されて嫌なことはしない、されて嬉しいことはしてあげるの、ありがとうって一番のご褒美よ、と軽やかに笑う姿がきれいだった。

部屋数は多くあったけれど、こぢんまりとした暮らしやすい家だった。
廊下には窓が大きく並んでいて、太陽の光が木の床に差し込む。
窓はいつも、女主人の娘が綺麗に磨いていた。
手入れのされた庭の片隅には畑が慎ましく囲ってあり、赤や緑や黄色の色鮮やかな野菜は朝夕の食卓に上った。
前後の窓は開け放たれて風が通り抜けていく。
土の香り、緑の香り、ときどき雨の香りが流れ込み、それまで香水や香の人工的に甘い匂いしか知らなかった嗅覚を穏やかに刺激する。
ただ木々の作る影の波が、葉の擦れあう音が、虫の音が近くに遠くに聞こえる様が、これほど繊細で美しいもので、飽きないものだと初めて知った。
失いたくない、ずっとこのままであって欲しい。
庭で、土に汚れた手を引き上げて空を眺めた。
雲が、ごく僅かに身じろぎするように形を変えて動き流れていく。
何分も、何十分も眺めていた。
消えないで。
この時間が、どうか、どこかに流れていってしまわないで。
不意に顎に冷たいものを感じた。
痛みでしか流したことのない涙が、頬を伝っていた。
悲しいような、胸が痛むような、締め付けられる感覚の名を知らない。

「世界は分からないことばかりで、時々戸惑ってしまう」
その夜の食事の席で、昼間に手ずから収穫した野菜を口に運びながら言葉にしてみた。

「人と触れ合うこと、物と触れ合うこと、それからそうね、本を読むこと。そうすれば心は豊かになるわ」
女主人は新しい料理を運んできた娘に目を向けた。

「本なら私の本棚から好きなのを持っていって構わないわ。おもしろそうな本があれば、私も図書館から借りてくるし」
「今ある中から何か見繕ってあげてちょうだいな」
「だったら、そうね。私が読んであげるわ。寝物語に良さそうなお話を」
「ということらしいけど、どうかしら?」

その夜から、一冊の本に詰まった十二の話を、一話一夜で聞かせてくれた。
柔らかで静かな声色が、話の展開で抑揚に大きく波打ち、やがて収束して穏やかに結末を迎えると、眠気が緩やかにやってくる。
十話十日目を過ぎた頃から、自分で読んでみたいと思うようになっていた。
食事の後、本棚に詰まった背表紙を眺める習慣から一歩踏み出し、背表紙に指を引っ掛け中を開くようになった。
文字は読めるが、本を読むという習慣はなかった。
冒頭集中力が途切れがちだったが、半ばに近づくにつれて読む速度も集中力も増していった。

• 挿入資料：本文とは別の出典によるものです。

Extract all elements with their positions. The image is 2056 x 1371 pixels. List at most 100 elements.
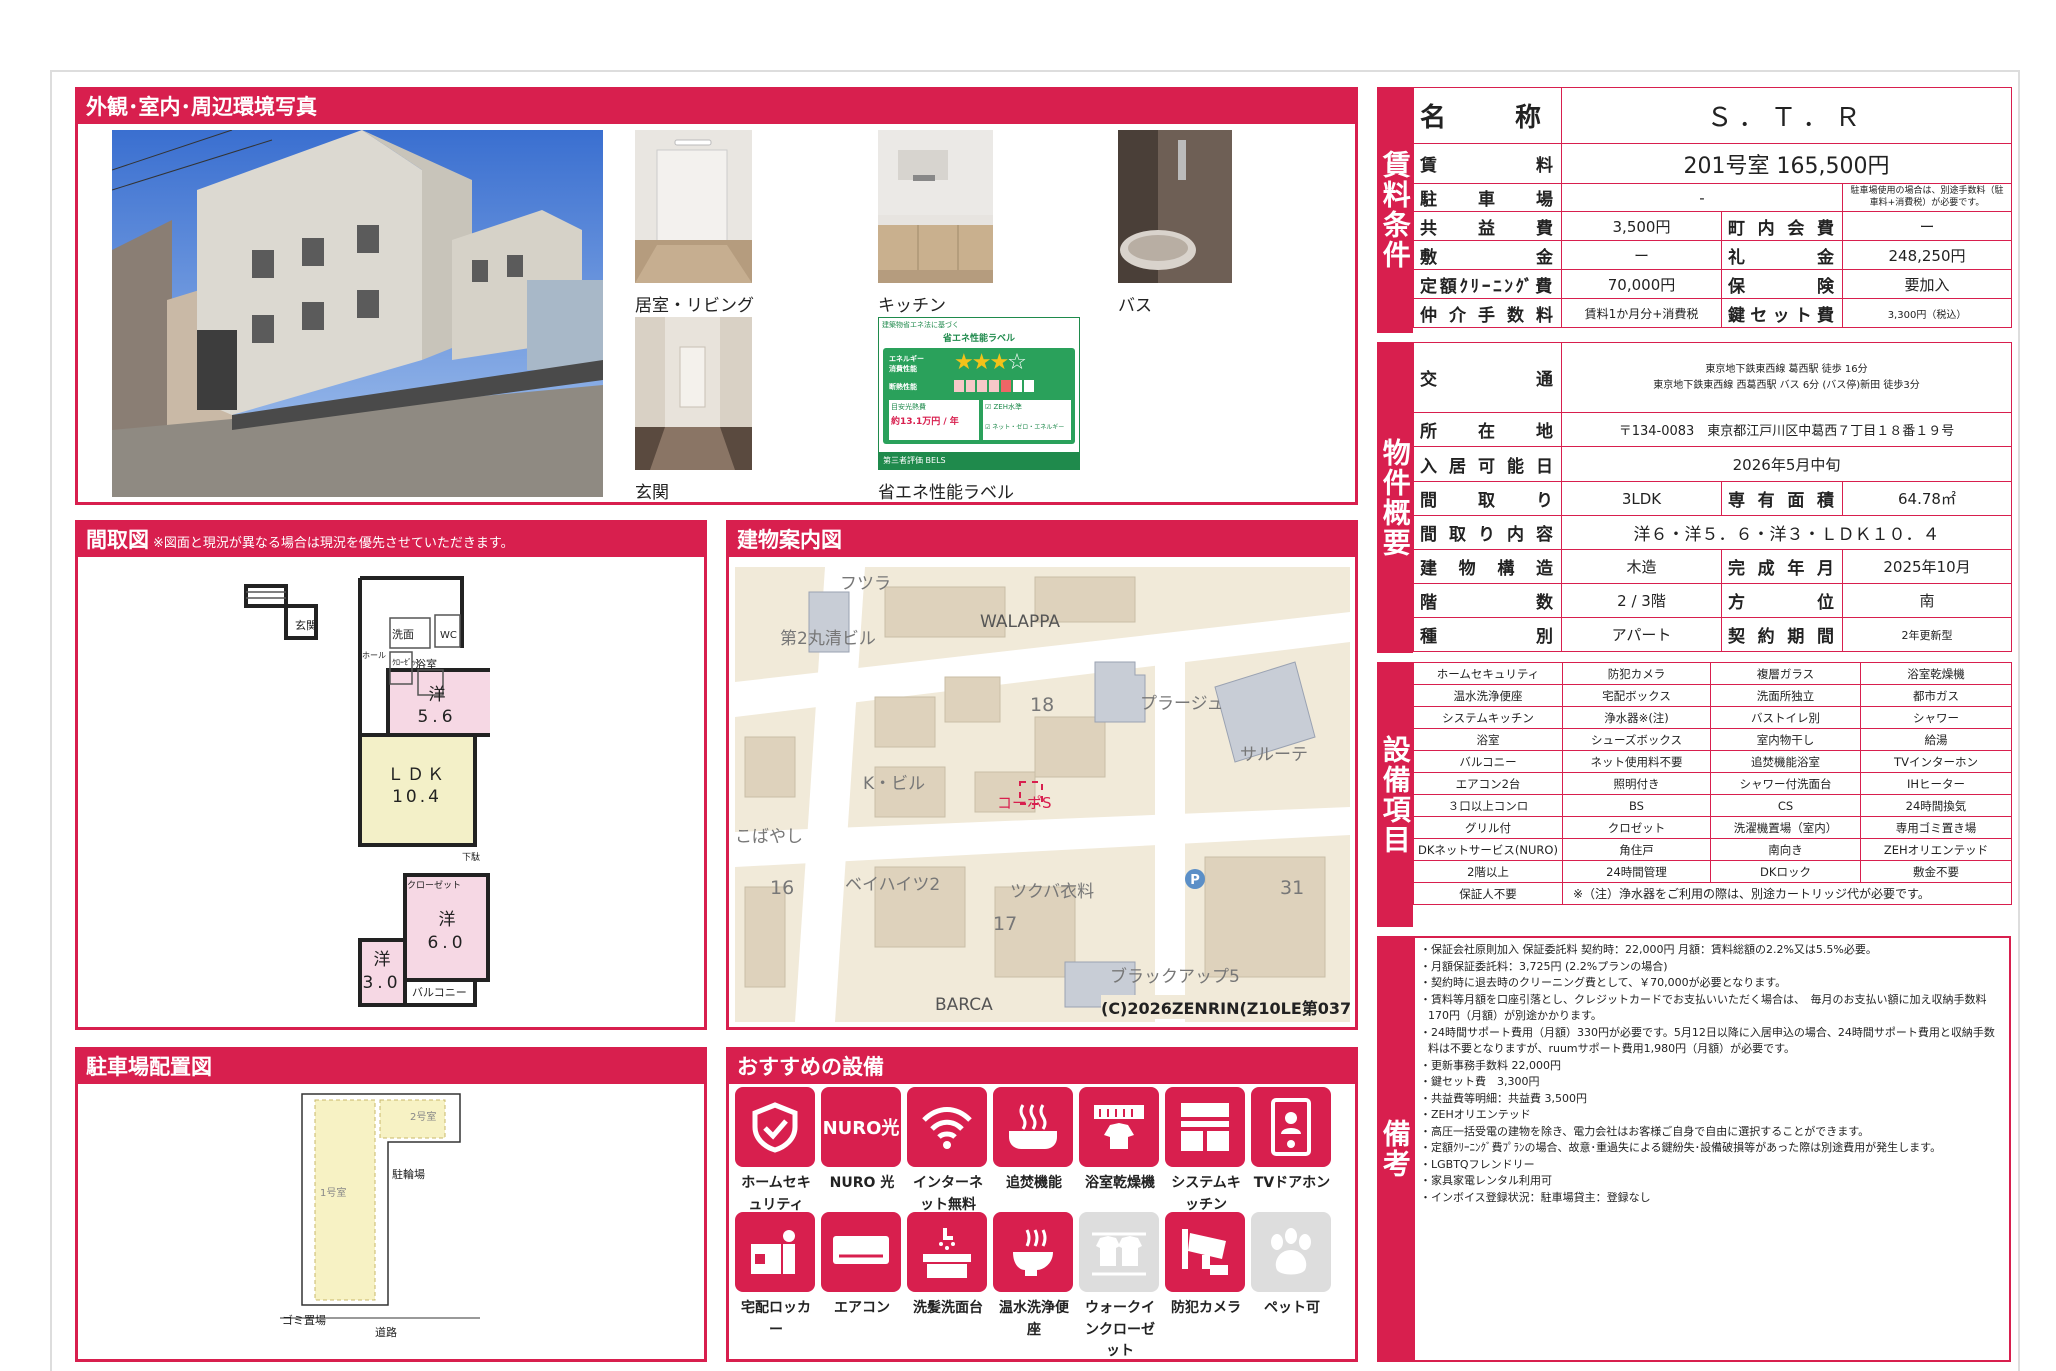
equipment-item: ネット使用料不要	[1562, 750, 1711, 773]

神徒が二人、同じように本を開いて午前も午後も過ごす。
読み終わったらこぞって娘に感想を述べに行く。
娘は、そういう見方はなかった、そういう感じ方は面白い、楽しんでくれて嬉しい、と褒めたり喜んでくれた。
神徒二人にとって、本を読む楽しみと同時に彼女の笑顔を見ることができる喜びもあった。

夕食の後、夜は二階のテラスで過ごすことが多かった。
ラナーンの両脇に神徒が二人、木の椅子が三つならんで、月と星を眺める。
昼間に読んだ本のことであったり、今日した失敗、楽しかったことなど話した。

「物語は好き?」
「好き。ラナーンとアレスとタリスの話を聞くのも」
「ラナーンたちの話って、本を読んでいるみたい」
「タリスの話もすごく楽しい」
それは、本人に言ってあげたら喜ぶ、とラナーンは小さく笑った。